Eulalia Rubio : En effet, l’idée n’est pas nouvelle, on l’a beaucoup évoquée dans les années de crise de la zone euro, notamment en 2012 avec les eurobonds (1). À l’époque, il était question de mettre en place un mécanisme de mutualisation des dettes européennes à la suite de la crise financière. La création d’un système intergouvernemental avec un pot commun auquel les pays contribueraient en fonction de leur capacité économique avait été évoquée.

Cette idée n’avait pas abouti, les Allemands étant farouchement opposés aux eurobonds. Qu’est-ce qui a changé ?

E. R. : Cela fait déjà un moment que les Allemands sont ouverts à la discussion sur le budget de la zone euro. Ils sont opposés aux transferts de souveraineté massifs, mais on les sent un peu plus ouverts sur le budget. En revanche, il y a différentes manières d’imaginer ce projet.

Les Allemands les plus orthodoxes ne veulent pas d’un budget européen qui exige beaucoup de solidarité entre États sans renfort de règles budgétaires européennes. En d’autres termes, ils ne souhaitent pas partager le risque budgétaire sans contrôle des risques nationaux. Cet équilibre entre solidarité européenne et responsabilité nationale sera au cœur de tout débat autour de la création d’un budget de la zone euro.
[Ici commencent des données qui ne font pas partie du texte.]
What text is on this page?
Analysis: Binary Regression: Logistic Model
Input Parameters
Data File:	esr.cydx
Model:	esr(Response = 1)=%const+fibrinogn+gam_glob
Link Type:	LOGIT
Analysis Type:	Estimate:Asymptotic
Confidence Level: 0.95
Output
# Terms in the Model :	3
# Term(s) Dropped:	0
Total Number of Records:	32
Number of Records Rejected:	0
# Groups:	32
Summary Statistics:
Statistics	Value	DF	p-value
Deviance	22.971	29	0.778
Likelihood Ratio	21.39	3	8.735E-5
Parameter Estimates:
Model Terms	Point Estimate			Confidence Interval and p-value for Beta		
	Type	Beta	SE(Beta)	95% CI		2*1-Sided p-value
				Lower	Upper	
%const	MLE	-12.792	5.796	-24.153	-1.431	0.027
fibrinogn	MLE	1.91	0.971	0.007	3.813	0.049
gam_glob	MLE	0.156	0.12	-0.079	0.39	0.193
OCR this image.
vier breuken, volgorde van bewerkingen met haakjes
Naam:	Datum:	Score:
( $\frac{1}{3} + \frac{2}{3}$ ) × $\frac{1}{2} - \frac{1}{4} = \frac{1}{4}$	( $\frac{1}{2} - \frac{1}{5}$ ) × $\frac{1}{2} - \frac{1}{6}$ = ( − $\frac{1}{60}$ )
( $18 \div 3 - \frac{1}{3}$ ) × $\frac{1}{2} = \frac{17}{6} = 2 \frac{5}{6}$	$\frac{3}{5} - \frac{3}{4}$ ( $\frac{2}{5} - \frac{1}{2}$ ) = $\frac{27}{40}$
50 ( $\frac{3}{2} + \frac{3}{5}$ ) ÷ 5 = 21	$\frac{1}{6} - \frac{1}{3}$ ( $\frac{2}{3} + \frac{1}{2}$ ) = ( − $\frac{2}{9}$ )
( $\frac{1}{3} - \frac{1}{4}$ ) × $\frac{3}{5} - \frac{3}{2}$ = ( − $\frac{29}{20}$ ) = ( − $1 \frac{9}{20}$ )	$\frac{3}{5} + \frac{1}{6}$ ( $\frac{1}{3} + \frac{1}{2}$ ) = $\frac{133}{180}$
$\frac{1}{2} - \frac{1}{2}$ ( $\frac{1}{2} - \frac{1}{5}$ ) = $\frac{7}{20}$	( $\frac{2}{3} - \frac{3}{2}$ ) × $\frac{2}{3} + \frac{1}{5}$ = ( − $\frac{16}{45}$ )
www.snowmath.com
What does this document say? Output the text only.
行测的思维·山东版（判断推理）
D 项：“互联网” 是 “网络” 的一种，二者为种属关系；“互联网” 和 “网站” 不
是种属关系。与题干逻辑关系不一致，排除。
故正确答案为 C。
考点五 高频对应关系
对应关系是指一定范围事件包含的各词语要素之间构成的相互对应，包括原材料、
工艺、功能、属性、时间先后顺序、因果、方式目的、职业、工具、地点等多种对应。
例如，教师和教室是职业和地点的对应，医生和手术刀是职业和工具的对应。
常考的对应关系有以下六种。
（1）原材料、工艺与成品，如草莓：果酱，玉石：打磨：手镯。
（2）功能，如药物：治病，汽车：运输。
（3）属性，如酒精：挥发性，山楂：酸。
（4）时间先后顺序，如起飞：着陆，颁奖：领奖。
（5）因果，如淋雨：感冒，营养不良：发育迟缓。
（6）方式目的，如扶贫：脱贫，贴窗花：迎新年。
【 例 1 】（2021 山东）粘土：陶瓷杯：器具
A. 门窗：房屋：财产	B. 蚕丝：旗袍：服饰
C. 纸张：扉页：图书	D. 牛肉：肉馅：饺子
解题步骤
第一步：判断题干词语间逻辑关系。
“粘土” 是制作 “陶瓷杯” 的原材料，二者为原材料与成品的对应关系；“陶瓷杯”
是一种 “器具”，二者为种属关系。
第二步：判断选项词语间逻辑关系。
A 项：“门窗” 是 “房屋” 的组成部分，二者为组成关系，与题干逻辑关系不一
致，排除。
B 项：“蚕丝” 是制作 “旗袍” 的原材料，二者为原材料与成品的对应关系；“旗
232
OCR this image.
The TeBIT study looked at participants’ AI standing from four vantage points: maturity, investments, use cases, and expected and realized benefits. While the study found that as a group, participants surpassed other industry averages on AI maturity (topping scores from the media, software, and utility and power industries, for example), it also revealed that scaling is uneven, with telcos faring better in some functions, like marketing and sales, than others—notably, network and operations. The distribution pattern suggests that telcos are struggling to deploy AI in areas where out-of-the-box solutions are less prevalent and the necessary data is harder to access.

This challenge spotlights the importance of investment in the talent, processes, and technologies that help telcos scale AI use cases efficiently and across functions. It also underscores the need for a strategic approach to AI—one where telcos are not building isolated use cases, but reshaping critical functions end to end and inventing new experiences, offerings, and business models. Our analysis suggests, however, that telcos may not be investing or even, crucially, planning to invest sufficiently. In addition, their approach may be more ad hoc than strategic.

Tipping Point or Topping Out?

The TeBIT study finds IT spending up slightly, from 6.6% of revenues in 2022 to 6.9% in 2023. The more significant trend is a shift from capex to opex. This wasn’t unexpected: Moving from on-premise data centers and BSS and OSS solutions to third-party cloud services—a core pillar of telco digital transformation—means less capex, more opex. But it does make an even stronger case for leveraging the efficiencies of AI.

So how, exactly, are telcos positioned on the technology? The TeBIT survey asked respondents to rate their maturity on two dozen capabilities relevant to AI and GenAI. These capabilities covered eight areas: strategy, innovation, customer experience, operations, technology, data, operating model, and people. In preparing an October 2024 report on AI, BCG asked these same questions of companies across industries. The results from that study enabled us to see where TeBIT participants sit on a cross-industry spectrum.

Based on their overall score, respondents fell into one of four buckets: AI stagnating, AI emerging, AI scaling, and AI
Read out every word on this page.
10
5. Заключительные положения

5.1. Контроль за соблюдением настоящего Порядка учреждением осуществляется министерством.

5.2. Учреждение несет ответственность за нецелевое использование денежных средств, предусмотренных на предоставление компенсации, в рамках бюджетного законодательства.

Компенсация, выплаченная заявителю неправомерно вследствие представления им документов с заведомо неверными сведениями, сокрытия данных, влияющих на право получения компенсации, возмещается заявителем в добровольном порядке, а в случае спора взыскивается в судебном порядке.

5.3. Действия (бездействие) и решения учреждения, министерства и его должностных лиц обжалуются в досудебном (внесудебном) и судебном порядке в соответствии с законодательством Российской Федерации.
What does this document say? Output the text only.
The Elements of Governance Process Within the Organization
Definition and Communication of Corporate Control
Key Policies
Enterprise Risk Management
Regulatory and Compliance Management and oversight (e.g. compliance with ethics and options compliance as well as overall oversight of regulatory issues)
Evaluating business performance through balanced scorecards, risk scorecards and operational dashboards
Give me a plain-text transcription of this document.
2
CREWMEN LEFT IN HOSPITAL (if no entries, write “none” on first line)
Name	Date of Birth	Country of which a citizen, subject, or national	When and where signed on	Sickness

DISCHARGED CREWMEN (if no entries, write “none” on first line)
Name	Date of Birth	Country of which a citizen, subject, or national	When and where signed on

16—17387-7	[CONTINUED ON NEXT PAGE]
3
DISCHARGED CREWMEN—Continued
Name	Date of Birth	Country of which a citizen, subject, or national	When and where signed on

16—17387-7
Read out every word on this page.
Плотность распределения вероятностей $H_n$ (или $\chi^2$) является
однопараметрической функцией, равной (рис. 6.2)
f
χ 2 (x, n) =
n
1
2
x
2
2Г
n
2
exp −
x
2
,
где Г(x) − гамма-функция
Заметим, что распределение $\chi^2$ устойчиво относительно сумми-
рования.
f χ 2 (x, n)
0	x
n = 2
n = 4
Angela Merkel a aussi évoqué un ministre européen des finances. Quel pourrait être son rôle ?

E. R. : A l’institut Jacques Delors, nous avons imaginé trois rôles qui pourraient être dévolus à ce poste. Premièrement, ce ministre des finances européen pourrait être chargé d’appliquer les règles budgétaires, de superviser la coordination des politiques économiques et budgétaires. Son second rôle serait de gérer le mécanisme de stabilité budgétaire. Il faudrait alors qu’il dispose d’une capacité budgétaire pour agir via un fond intergouvernemental. Enfin il serait chargé de gérer les plans de sauvetage des pays qui sont sous assistance financière.

Ces idées peuvent-elles aboutir rapidement ?

E. R. : Il y a aujourd’hui une fenêtre qui s’ouvre en Europe comme il n’y en a pas eu depuis longtemps. J’ai en tête les élections françaises bien sûr. Emmanuel Macron donne un nouvel élan dans son pays, mais aussi dans les autres pays d’Europe.

Si le résultat des élections se révèle favorable en Allemagne, il sera possible de discuter sereinement de ces questions jusqu’aux élections européennes de 2019. Il faut saisir cette opportunité. Il y a une conscience aujourd’hui chez les Français comme chez les Allemands qui me fait penser qu’on peut voir émerger un projet.

(1) Les eurobonds ou euro-obligations avaient été évoqués lors de la crise financière de 2011. Pour éviter la spéculation sur les dettes de certains États en difficulté, un projet d’émission d’obligations en commun par les pays de la zone euro avait été abordé. Elle aurait eu pour effet de mutualiser les dettes européennes mais aussi les risques.